Pas moins de 21 victimes ont reçu un dédommagement financier après des plaintes de nature sexuelle auprès de Hockey Canada depuis 1989. L’organisation a ainsi pigé 7,6 millions de dollars à même le « fonds national d’équité » pour un règlement à l’amiable dans neuf dossiers, un montant qui ne comprend pas la somme versée à la victime présumée du gala de 2018. Douze autres dossiers ont été couverts par leur police d’assurance, pour un total de 1,3 million de dollars.
« On n’a pas utilisé cet argent pour protéger notre image, mais pour appuyer les victimes. […] On a utilisé notre argent pour appuyer les familles », a insisté Scott Smith.
L’essentiel du montant déboursé pour des règlements avec des victimes, soit 6,8 millions de dollars, l’a été pour un seul dossier : celui de Graham James. L’ex-entraîneur de hockey junior a été condamné à sept ans de prison pour avoir agressé des joueurs en Saskatchewan dans les années 1980 et 1990 ; il a aujourd’hui purgé sa peine.
De plus, deux plaintes en lien avec des allégations de nature sexuelle ont été reçues par la Ligue de hockey junior majeur du Québec depuis 2017, a précisé son commissaire, Gilles Courteau. « Aucune de ces plaintes n’a été transmise à Hockey Canada, et ces joueurs ont été suspendus », a-t-il précisé.
Un règlement pour la victime
Des députés ont tenté de mieux comprendre pourquoi Hockey Canada a décidé de verser un montant gardé secret à la victime présumée des événements de 2018 alors que son enquête indépendante n’a pas pu faire la lumière sur l’affaire et qu’aucun des huit joueurs impliqués n’a écopé de sanctions.
« Vous avez choisi de ne pas attendre les conclusions de l’enquête indépendante, de ne pas connaître la vérité, mais de faire le règlement [à l’amiable]. Pourquoi ? » a insisté le député libéral Anthony Housefather.
« Nous ne savions pas tous les détails de la soirée, mais nous croyions que des torts avaient été causés », a expliqué Brian Cairo, le dirigeant principal des finances de Hockey Canada.

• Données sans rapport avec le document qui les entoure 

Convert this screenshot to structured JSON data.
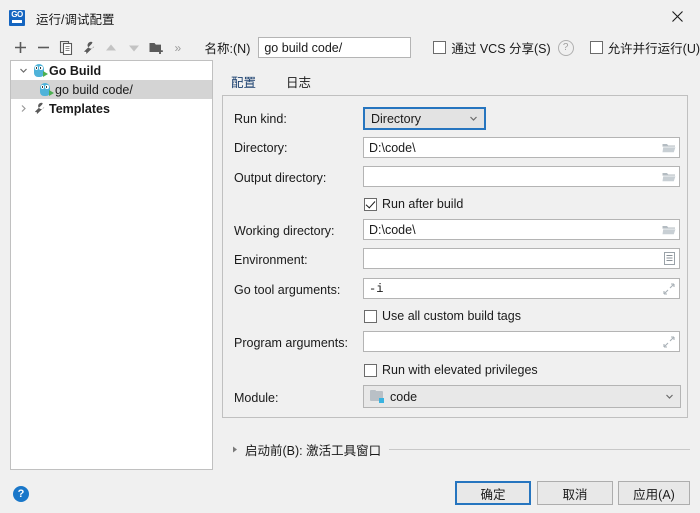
{
  "window": {
    "title": "运行/调试配置",
    "app_icon": "goland-icon",
    "close_label": "×"
  },
  "toolbar": {
    "icons": [
      {
        "name": "add-icon",
        "label": "+"
      },
      {
        "name": "remove-icon",
        "label": "−"
      },
      {
        "name": "copy-icon",
        "label": "copy"
      },
      {
        "name": "edit-templates-icon",
        "label": "wrench"
      },
      {
        "name": "move-up-icon",
        "label": "up"
      },
      {
        "name": "move-down-icon",
        "label": "down"
      },
      {
        "name": "new-folder-icon",
        "label": "folder-add"
      },
      {
        "name": "more-icon",
        "label": "»"
      }
    ],
    "name_label": "名称:(N)",
    "name_value": "go build code/",
    "share_vcs_label": "通过 VCS 分享(S)",
    "share_vcs_checked": false,
    "help_hint": "?",
    "allow_parallel_label": "允许并行运行(U)",
    "allow_parallel_checked": false
  },
  "tree": {
    "items": [
      {
        "label": "Go Build",
        "bold": true,
        "twisty": "chevron-down",
        "icon": "gopher-icon",
        "selected": false,
        "indent": 0
      },
      {
        "label": "go build code/",
        "bold": false,
        "twisty": "none",
        "icon": "gopher-icon",
        "selected": true,
        "indent": 1
      },
      {
        "label": "Templates",
        "bold": true,
        "twisty": "chevron-right",
        "icon": "wrench-icon",
        "selected": false,
        "indent": 0
      }
    ]
  },
  "tabs": [
    {
      "label": "配置",
      "active": true
    },
    {
      "label": "日志",
      "active": false
    }
  ],
  "form": {
    "run_kind": {
      "label": "Run kind:",
      "value": "Directory",
      "focused": true
    },
    "directory": {
      "label": "Directory:",
      "value": "D:\\code\\",
      "browse_icon": "folder-icon"
    },
    "output_directory": {
      "label": "Output directory:",
      "value": "",
      "browse_icon": "folder-icon"
    },
    "run_after_build": {
      "label": "Run after build",
      "checked": true
    },
    "working_directory": {
      "label": "Working directory:",
      "value": "D:\\code\\",
      "browse_icon": "folder-icon"
    },
    "environment": {
      "label": "Environment:",
      "value": "",
      "browse_icon": "list-icon"
    },
    "go_tool_arguments": {
      "label": "Go tool arguments:",
      "value": "-i",
      "browse_icon": "expand-icon"
    },
    "use_all_custom_build_tags": {
      "label": "Use all custom build tags",
      "checked": false
    },
    "program_arguments": {
      "label": "Program arguments:",
      "value": "",
      "browse_icon": "expand-icon"
    },
    "run_with_elevated_privileges": {
      "label": "Run with elevated privileges",
      "checked": false
    },
    "module": {
      "label": "Module:",
      "value": "code",
      "icon": "module-folder-icon"
    }
  },
  "before_launch": {
    "arrow": "chevron-right",
    "text": "启动前(B): 激活工具窗口"
  },
  "footer": {
    "help_label": "?",
    "ok_label": "确定",
    "cancel_label": "取消",
    "apply_label": "应用(A)"
  },
  "colors": {
    "accent": "#2675bf",
    "window_bg": "#f0f0f0",
    "panel_bg": "#ffffff",
    "selection": "#d4d4d4",
    "help_blue": "#1a77c9"
  }
}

Le p.-d.g. Smith a souligné de son côté que la décision a été prise « dans l’intérêt primordial de la jeune femme, et afin de respecter sa vie privée ». Il dit toujours assumer cette décision.
Le Comité permanent du patrimoine canadien tenait mercredi sa deuxième et dernière journée d’audience sur l’implication de Hockey Canada dans les allégations de viol collectif impliquant huit de ses joueurs.
Mardi, l’avocate Danielle Robitaille, qui a été embauchée par Hockey Canada pour mener une enquête indépendante sur l’agression alléguée de 2018, a indiqué qu’elle n’avait pu rencontrer que 10 des 19 joueurs présents au gala de London. Cette enquête a récemment été rouverte après que la victime présumée eut accepté de fournir sa version des faits.
Les audiences ont également pu confirmer que les fonctionnaires fédéraux de Sport Canada ont été mis au courant dès 2018 de l’existence d’allégations d’une agression sexuelle, mais n’ont pas transmis cette information au ministre de l’époque ni effectué de suivi particulier pour savoir ce qu’il advenait de cette affaire.